Neurodermitis ADHS

Prof. Dr. Jochen Schmitt, Direktor des Zentrums für Evidenzbasierte Gesundheitsversorgung am Universitätsklinikum Carl Gustav Carus in Dresden

Neurodermitis: Gibt es einen Zusammenhang mit ADHS?

Untersuchen Sie die Auswirkungen eines Neurodermitisschubs auf die Konzentrationsfähigkeit oder die Auswirkung der Konzentrationsstörung auf die Neurodermitis?

Primär interessieren uns die Auswirkungen der Neurodermitis auf die Konzentrationsfähigkeit.

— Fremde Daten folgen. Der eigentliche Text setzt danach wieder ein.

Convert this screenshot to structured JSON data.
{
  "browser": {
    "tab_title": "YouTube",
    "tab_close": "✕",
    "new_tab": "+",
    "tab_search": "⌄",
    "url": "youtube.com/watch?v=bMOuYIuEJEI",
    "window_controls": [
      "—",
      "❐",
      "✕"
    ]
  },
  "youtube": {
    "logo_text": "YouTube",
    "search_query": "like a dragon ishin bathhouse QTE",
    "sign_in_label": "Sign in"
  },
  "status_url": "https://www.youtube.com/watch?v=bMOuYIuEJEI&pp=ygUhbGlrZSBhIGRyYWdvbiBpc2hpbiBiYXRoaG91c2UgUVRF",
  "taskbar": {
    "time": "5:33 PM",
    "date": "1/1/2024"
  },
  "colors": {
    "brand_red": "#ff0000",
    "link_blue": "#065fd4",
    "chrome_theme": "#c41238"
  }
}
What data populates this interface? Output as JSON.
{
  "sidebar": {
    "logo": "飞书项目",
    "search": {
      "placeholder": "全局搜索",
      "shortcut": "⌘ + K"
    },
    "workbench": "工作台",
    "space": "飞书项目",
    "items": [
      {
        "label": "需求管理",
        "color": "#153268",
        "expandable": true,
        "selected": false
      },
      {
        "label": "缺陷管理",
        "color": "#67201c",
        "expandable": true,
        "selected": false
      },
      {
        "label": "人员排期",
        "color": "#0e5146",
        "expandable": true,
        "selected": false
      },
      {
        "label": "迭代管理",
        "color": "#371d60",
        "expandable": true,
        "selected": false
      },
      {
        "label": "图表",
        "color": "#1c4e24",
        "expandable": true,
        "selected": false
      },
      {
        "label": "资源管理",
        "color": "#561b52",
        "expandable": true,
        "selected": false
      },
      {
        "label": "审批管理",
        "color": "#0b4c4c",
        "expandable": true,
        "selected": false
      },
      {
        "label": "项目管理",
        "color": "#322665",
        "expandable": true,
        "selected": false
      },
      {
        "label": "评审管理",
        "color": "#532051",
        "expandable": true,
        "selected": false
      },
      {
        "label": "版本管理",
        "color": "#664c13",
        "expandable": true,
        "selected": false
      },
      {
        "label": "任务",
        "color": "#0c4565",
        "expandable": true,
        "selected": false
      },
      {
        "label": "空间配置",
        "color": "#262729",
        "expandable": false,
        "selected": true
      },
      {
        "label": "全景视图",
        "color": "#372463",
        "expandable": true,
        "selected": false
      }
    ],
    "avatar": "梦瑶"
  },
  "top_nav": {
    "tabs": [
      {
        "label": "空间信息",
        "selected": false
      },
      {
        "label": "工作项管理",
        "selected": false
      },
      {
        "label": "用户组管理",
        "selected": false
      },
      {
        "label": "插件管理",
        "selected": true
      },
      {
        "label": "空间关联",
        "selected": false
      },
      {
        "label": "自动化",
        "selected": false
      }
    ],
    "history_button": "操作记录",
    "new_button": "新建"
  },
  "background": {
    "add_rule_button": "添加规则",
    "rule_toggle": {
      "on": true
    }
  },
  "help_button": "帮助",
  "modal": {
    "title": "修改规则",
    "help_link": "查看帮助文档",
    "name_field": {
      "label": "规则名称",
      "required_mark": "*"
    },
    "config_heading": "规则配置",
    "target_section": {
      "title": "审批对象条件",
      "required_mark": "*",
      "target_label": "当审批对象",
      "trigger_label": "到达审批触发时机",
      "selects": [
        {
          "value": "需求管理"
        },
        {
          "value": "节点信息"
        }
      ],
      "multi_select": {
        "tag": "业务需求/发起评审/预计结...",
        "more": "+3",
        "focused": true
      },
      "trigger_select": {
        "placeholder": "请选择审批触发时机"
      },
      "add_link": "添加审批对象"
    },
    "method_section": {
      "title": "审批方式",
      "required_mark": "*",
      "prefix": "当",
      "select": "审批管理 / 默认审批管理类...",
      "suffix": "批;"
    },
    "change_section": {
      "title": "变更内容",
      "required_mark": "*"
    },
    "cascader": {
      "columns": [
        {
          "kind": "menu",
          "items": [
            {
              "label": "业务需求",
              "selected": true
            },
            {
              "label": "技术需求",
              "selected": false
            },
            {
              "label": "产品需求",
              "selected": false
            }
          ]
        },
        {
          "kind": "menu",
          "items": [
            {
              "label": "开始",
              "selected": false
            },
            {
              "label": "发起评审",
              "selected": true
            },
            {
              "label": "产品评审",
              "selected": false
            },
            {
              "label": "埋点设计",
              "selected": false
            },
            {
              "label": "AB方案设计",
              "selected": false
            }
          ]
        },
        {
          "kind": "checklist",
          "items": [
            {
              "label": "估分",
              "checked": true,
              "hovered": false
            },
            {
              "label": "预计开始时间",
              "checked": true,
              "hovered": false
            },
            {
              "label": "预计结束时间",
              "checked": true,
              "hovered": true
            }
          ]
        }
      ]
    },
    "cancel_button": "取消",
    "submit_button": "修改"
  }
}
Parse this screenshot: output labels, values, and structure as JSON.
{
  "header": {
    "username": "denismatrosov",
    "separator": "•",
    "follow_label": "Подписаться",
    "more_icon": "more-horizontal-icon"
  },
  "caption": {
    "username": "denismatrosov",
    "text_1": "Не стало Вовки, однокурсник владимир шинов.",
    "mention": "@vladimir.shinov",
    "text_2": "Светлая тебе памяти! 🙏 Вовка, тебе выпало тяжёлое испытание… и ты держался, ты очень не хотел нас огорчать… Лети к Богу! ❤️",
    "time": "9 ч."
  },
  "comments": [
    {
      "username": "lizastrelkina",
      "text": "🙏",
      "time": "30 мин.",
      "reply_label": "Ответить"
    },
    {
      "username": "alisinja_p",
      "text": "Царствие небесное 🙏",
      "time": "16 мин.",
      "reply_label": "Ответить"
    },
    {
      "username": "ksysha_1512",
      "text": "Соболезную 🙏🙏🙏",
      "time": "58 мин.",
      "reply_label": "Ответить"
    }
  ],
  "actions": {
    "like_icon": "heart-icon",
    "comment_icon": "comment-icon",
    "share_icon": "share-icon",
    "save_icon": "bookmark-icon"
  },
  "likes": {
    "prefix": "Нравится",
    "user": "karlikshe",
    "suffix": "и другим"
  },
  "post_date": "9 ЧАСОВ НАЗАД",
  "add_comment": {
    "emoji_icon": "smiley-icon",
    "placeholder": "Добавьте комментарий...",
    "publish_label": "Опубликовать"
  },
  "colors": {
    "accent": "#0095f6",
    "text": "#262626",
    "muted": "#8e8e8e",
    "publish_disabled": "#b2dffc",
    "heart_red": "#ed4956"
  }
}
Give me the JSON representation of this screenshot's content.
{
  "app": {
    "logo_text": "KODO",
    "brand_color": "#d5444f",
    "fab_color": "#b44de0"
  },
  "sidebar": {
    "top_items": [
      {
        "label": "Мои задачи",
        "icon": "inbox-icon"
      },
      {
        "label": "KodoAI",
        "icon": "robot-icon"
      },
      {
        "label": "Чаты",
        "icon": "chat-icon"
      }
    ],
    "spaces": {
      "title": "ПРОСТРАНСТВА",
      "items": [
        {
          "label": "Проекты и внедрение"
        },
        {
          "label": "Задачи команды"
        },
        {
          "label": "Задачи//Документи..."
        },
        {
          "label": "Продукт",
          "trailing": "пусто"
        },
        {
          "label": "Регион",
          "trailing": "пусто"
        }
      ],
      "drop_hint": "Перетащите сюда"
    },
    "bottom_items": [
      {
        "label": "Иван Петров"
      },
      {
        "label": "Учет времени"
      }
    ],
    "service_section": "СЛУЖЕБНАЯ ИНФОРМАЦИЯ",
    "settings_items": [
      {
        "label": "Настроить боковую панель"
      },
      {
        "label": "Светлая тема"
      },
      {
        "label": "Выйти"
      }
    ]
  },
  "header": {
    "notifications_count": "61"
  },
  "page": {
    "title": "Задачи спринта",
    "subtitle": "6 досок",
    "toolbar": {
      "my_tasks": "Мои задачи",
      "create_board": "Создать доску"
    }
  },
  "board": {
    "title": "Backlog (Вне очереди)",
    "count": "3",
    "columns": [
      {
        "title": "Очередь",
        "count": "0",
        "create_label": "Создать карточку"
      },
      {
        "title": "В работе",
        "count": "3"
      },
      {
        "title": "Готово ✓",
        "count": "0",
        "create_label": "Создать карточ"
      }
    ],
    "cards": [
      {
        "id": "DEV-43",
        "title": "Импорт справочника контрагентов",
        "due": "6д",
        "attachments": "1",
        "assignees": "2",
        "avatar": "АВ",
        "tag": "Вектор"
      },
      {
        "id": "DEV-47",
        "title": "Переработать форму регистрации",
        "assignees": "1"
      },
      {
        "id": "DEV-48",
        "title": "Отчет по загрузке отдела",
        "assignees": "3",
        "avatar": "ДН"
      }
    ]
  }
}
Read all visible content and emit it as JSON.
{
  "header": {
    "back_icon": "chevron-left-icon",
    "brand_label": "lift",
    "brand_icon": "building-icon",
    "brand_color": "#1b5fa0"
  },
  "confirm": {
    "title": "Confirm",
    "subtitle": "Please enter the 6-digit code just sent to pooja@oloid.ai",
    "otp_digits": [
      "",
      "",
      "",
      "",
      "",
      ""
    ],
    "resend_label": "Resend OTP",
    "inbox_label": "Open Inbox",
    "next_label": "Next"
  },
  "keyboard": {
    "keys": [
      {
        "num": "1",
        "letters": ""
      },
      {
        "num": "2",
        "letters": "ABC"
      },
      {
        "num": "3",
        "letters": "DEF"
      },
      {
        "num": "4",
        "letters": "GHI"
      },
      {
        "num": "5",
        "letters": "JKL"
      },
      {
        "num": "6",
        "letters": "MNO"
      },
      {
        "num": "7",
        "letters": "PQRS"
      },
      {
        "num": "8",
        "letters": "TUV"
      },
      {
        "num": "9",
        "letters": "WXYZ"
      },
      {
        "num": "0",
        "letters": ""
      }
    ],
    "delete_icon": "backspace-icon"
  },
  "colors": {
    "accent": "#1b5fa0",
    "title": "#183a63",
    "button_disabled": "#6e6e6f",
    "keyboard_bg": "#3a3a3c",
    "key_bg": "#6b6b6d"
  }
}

Viele Eltern vermuten, dass Kinder im Neurodermitisschub weniger leistungsfähig in der Schule sind. Dafür gibt es bislang aber keinen guten wissenschaftlichen Beweis. Um diese für die Lebensqualität der Kinder und betroffener Familien wesentliche Frage zu untersuchen, wählen wir bei den Kindern mit Neurodermitis die Untersuchungszeitpunkte systematisch nach der individuellen Krankheitsaktivität aus: Je 1 Untersuchungstermin sollte mit deutlichen Symptomen der Neurodermitis bzw. im Abheilungsstadium oder gebesserten Zustand erfolgen.

Eltern berichten in manchen Fällen, dass sich ihr eigener Stress in einem Neurodermitisschub des Kindes äußern kann. Deshalb die Frage: Ist es in Ihrem Projekt möglich, auch den Aspekt "Eltern" mit einzubeziehen?  

Selbstverständlich. Gestresste Eltern bedeuten für das Kind Stress und Stress ist ein wesentlicher Schubfaktor der Neurodermitis. Das ist bekannt. In unserer Studie gehen wir aber einen Schritt weiter: Uns interessiert, ob bei Kindern mit Neurodermitis Stress in besonderem Ausmaß auch AHDS-Symptome wie Konzentrationsstörungen auslösen kann. Dazu untersuchen wir sowohl psychosozialen Stress der Kinder als auch die durch die Eltern berichtete Lebensqualität der Familie. 

Welche Ergebnisse erhoffen Sie sich von Ihrem Projekt im Hinblick auf eine mögliche Prävention?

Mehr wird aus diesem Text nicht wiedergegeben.